The best thing that happened to the Oscars this year is that Brett Rattner shot off his mouth with some wince-inducing homophobic comments a few months ago and was forced to resign as the telecast’s producer. Then his designated emcee, Eddie Murphy, walked out in a show of solidarity.
That led Brian Grazer to the rescue, a man who understands how to move the usually lumbering ceremony along without forgetting to keep the audience entertained. And he brought with him Billy Crystal to host, a treacherous assignment that has defeated the likes of David Letterman, Jon Stewart and Chris Rock, but which Crystal makes look easy.

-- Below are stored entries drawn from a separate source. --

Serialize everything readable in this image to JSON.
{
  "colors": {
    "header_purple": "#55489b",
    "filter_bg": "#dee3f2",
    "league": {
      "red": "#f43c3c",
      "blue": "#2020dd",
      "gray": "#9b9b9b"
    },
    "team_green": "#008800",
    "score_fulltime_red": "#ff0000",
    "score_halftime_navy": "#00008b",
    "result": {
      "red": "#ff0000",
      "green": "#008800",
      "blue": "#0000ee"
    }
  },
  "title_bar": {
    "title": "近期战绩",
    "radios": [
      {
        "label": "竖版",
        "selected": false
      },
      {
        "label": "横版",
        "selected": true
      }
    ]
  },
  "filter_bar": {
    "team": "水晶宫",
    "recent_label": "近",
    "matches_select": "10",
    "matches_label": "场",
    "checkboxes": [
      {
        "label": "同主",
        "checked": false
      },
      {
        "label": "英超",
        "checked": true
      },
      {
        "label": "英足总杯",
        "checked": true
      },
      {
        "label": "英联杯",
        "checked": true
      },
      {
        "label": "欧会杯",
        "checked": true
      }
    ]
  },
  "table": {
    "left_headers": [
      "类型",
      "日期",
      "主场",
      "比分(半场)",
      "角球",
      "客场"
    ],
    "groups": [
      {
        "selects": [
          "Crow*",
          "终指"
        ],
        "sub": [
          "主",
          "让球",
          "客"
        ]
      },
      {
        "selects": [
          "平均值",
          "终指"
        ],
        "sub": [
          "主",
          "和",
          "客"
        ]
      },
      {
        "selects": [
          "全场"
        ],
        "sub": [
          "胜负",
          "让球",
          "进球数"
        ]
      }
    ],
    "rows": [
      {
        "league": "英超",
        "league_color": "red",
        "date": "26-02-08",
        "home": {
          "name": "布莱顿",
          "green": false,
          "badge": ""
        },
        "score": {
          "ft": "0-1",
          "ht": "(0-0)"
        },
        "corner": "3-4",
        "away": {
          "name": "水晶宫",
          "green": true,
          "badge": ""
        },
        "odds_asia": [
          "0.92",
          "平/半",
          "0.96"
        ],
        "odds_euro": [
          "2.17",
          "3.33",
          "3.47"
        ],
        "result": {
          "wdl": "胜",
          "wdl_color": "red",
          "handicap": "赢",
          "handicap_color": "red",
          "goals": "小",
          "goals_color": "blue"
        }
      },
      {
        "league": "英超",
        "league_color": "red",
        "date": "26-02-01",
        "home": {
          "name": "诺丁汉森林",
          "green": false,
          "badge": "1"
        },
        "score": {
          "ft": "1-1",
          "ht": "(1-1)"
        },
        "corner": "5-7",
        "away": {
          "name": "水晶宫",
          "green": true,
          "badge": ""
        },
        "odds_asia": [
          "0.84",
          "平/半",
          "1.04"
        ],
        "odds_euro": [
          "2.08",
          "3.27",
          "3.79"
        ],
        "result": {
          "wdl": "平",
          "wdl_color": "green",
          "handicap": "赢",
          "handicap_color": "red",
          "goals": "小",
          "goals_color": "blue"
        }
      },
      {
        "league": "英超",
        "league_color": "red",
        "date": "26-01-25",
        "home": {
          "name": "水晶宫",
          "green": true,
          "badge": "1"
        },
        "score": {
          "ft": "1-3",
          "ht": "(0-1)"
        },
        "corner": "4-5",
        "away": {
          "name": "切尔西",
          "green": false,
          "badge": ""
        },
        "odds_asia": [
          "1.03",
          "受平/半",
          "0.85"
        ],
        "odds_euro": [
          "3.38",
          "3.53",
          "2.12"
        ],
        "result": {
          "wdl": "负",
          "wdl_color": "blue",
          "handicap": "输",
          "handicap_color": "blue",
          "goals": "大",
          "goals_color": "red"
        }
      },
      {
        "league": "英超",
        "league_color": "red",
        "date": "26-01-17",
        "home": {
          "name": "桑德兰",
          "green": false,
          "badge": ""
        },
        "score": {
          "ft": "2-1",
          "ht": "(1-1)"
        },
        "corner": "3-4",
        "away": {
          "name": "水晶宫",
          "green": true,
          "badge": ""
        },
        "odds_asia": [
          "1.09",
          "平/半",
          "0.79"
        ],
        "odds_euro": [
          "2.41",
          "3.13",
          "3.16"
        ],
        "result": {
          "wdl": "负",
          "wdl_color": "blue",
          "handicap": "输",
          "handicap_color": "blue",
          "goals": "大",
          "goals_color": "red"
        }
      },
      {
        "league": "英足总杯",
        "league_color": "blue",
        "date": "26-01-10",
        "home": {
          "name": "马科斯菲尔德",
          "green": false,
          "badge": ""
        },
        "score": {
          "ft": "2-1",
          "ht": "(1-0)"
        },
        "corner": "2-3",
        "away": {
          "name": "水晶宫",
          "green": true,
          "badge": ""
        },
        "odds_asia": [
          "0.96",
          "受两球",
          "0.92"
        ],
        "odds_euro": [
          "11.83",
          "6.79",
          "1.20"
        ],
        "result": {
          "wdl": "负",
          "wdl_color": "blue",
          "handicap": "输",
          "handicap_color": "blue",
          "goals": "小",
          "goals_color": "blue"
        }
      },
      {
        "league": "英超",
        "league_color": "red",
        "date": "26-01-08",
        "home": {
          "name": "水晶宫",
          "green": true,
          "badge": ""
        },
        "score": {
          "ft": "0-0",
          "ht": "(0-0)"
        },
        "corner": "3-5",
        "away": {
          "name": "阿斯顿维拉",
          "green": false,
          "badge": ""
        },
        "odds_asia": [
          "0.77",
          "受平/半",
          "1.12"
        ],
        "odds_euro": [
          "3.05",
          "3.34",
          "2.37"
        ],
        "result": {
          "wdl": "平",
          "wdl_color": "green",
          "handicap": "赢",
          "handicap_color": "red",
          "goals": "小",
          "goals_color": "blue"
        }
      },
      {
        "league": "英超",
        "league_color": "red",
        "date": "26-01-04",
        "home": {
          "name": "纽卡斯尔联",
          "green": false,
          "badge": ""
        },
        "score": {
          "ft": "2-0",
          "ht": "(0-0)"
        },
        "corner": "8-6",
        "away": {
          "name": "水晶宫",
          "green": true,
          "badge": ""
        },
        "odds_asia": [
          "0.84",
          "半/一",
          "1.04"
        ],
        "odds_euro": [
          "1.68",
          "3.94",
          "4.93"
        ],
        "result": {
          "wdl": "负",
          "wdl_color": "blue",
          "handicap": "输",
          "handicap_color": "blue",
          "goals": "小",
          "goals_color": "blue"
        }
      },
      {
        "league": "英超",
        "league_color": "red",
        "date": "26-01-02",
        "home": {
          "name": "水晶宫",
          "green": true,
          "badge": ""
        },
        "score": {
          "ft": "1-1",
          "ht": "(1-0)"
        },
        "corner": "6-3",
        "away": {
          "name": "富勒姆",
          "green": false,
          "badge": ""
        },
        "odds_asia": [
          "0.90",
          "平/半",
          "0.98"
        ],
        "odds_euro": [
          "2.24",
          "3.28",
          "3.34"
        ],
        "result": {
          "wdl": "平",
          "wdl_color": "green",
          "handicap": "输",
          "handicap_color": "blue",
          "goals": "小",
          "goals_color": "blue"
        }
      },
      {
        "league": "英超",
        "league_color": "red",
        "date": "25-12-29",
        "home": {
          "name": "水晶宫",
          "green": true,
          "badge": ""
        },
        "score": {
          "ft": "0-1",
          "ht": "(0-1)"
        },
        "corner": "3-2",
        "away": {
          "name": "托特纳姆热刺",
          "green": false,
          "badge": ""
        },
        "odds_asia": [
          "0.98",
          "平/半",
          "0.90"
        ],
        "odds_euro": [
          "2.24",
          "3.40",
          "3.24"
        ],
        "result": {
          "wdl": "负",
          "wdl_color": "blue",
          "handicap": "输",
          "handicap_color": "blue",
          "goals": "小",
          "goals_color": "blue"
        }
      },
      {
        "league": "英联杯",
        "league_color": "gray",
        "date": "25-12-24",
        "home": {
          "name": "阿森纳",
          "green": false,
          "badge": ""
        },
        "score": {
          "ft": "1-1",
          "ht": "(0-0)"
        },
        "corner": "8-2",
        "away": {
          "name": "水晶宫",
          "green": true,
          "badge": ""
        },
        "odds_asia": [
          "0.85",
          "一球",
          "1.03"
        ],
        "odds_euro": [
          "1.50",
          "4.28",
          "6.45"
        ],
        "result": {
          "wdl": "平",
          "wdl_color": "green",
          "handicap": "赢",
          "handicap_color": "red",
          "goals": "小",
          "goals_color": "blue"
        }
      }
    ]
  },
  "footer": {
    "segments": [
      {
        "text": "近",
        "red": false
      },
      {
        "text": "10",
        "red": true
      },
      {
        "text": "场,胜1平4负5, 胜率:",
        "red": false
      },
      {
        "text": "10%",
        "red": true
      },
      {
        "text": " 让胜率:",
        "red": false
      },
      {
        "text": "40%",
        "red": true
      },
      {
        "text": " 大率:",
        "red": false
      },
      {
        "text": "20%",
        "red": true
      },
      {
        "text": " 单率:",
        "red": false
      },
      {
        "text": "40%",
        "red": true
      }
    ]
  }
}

He did nothing revolutionary, but instead reached back into his familiar bag of tricks for an opening montage of parody film clips in which he injected himself in the Best Picture nominees. And he sang a medley of clever song tributes that felt like aural comfort food.
In all, the telecast ran just over three hours — short by recent years’ standards — thanks in part to a reduced field for Best Song and a no-nonsense approach to that category’s presentation. I could have done without the Cirque du Soleil segment, an acrobatic salute to the wonders of filmmaking, but got a genuine kick out of a short film kidding focus groups — if they had been around in 1939, when The Wizard of Oz was poised for release — featuring the improv cast of Best in Show and Waiting for Guffman. Also enjoyable and brisk were the numerous talking head clips of some of Hollywood’s stars gushing over their movie memories, as if they were ordinary civilians.
As to the awards themselves, there were only a few mild surprises. These days, with so many preliminary awards, it gets harder and harder for a genuine upset to take place at the Oscars. I got 18 out of 24 categories correct, missing three of the technical awards that Hugo copped on its way to winning five statuettes. And I underestimated the affection for Jean Dujardin’s performance in The Artist, or maybe overestimated George Clooney’s appeal in The Descendants.
The only acceptance speech worth adding to the Academy’s legacy clip reel was by The Help’s Octavia Spencer, who was visibly overwhelmed by her Supporting Actress win. As good a performer as she is, it would have been hard to fake that crying jag.
The Artist tied with Hugo with five Oscars each, making it a great night for nostalgia for the early days of the movies and a terrific night for Francophiles. The Artist was made by a French crew and leading players, thought it was shot entirely in Hollywood. Hugo was set in Paris, in a train station, though most of the picture was filmed in England. And we might as well add to the groundswell Midnight in Paris, which won perennial no-show Woody Allen his third screenplay Oscar.
Four of the nine Best Picture nominees — Moneyball, Extremely Loud & Incredibly Close, The Tree of Life and War Horse — got completely shut out Sunday night. Perhaps War Horse should have shot its World War I sequences in occupied France in French.